Babboo's Moving Pictures
by Noah Saterstrom
"Babboo's Moving Pictures" is a series of animated paintings made while artist-in-residence for Exploded View Microcinema in Tucson, AZ, December 2013. Though the ten paintings are static, each is embedded with painted motions that were captured using a stop animation application. An image is painted, then photographed, a segment painted out and repainted, rephotographed, painted out then repainted, rephotographed and so on, until an action is played out in the single painting. An animated painting may involve eighty such stages. The resulting frames are accompanied by spare sound effects and sequenced as a short animation.
In 2012, I made my first hand-drawn animation, a ten-minute narrative called "Wastrels Find a Home" (forthcoming) with writer Kate Bernheimer. That work was influenced by the cross-over painter/animator work of William Kentridge, and Amy Sillman, and others.
In 2013, during the first few months of my daughter's life, I spent many early mornings watching animations while she slept in my arms. I was especially captivated by the austere but playful modernism of Norman McLaren's Animated Motion shorts from the 1970s. "Babboo's Moving Pictures" is fractured and rhythmic, playing with simple moving vignettes edited into an almost musical composition.

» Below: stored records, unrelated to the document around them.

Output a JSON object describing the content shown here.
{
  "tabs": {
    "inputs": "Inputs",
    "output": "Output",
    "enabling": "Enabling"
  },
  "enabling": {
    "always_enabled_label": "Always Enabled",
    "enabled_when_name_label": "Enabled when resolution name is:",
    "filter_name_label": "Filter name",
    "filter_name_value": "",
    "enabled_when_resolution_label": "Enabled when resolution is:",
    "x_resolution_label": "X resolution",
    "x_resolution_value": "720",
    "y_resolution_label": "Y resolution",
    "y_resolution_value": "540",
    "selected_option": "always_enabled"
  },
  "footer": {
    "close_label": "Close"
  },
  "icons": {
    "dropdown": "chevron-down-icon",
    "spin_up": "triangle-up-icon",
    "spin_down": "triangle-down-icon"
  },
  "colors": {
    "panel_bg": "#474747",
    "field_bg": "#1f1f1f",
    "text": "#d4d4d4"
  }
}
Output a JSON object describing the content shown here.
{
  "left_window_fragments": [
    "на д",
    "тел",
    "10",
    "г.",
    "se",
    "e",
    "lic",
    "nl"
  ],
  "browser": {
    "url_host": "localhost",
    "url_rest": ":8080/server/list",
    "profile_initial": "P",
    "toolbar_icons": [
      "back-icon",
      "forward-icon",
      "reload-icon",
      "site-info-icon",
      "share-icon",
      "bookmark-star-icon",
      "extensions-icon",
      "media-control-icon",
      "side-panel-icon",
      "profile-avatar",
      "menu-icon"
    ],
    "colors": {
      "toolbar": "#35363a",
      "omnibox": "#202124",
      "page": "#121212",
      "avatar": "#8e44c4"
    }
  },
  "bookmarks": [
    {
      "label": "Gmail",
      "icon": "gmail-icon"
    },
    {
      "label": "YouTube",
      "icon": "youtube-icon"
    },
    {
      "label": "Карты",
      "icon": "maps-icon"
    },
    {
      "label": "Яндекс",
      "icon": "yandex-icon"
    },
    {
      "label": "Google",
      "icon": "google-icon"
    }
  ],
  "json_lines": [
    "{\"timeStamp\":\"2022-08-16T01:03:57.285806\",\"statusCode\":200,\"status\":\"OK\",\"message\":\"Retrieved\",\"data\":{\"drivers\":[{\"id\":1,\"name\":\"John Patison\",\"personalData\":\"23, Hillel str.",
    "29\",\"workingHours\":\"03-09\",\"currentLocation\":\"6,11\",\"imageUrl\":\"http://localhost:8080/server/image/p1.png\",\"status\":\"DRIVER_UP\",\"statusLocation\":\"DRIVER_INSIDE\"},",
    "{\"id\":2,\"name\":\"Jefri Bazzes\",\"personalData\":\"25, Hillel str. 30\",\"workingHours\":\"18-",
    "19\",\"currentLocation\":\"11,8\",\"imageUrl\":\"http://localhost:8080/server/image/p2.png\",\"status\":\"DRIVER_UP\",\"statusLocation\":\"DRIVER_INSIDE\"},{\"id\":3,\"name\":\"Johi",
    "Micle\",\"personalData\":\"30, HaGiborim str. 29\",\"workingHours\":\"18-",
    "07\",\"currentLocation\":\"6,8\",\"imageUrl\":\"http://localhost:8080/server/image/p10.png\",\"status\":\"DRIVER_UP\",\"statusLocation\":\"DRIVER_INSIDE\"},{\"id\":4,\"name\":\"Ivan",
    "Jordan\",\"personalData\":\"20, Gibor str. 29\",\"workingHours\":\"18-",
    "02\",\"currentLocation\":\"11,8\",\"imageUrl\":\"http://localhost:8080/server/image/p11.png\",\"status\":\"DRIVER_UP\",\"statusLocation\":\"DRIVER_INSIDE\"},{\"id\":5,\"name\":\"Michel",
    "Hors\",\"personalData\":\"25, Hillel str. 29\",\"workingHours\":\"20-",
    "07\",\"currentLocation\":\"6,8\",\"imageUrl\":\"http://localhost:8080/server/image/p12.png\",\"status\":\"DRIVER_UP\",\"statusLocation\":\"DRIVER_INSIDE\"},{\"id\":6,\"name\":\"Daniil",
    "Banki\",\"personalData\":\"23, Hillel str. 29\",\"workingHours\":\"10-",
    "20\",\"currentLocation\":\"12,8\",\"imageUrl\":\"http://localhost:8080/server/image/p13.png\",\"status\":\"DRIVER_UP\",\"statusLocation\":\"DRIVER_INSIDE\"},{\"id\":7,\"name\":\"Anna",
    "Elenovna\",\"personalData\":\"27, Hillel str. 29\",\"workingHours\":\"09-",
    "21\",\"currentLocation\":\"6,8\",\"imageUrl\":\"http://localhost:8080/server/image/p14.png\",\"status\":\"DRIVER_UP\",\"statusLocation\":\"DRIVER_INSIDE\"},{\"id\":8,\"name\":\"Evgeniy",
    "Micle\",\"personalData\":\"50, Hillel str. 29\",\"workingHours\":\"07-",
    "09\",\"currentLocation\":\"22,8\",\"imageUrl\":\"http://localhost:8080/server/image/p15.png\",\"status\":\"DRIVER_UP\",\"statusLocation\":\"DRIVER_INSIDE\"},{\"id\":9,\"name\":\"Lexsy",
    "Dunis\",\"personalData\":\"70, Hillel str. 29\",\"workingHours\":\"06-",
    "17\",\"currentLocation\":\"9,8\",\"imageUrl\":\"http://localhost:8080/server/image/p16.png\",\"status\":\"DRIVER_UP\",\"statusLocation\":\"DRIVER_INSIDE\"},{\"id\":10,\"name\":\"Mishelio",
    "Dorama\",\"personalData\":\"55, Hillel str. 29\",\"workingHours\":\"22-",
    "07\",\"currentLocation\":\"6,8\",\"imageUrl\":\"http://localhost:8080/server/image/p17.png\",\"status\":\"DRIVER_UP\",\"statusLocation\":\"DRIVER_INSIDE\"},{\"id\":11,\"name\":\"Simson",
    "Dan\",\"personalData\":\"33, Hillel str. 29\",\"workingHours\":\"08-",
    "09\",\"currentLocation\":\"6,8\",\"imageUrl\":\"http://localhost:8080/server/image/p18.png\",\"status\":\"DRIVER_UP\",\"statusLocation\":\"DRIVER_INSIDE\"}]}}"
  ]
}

Noah Saterstrom is a visual artist working in painting, drawing, video works, animations, and text/image collaborations. Recent painting exhibitions include Babboo's Moving Pictures (Exploded View, Tucson), Float Me Down the River (Carol Robinson Gallery, New Orleans), Soldiering (with Anne Waldman, UA Poetry Center), Collaborations (Warren Wilson College), Bunny Magic: 100 Works on Paper (Yardmeter Editions, Brooklyn), and Memory[Memory] (Lodginghouse Mission Homeless Shelter, Glasgow, Scotland). Saterstrom posts a new painting or drawing regularly on Noah's Work-a-Day Page and is founder of the online arts journal Trickhouse.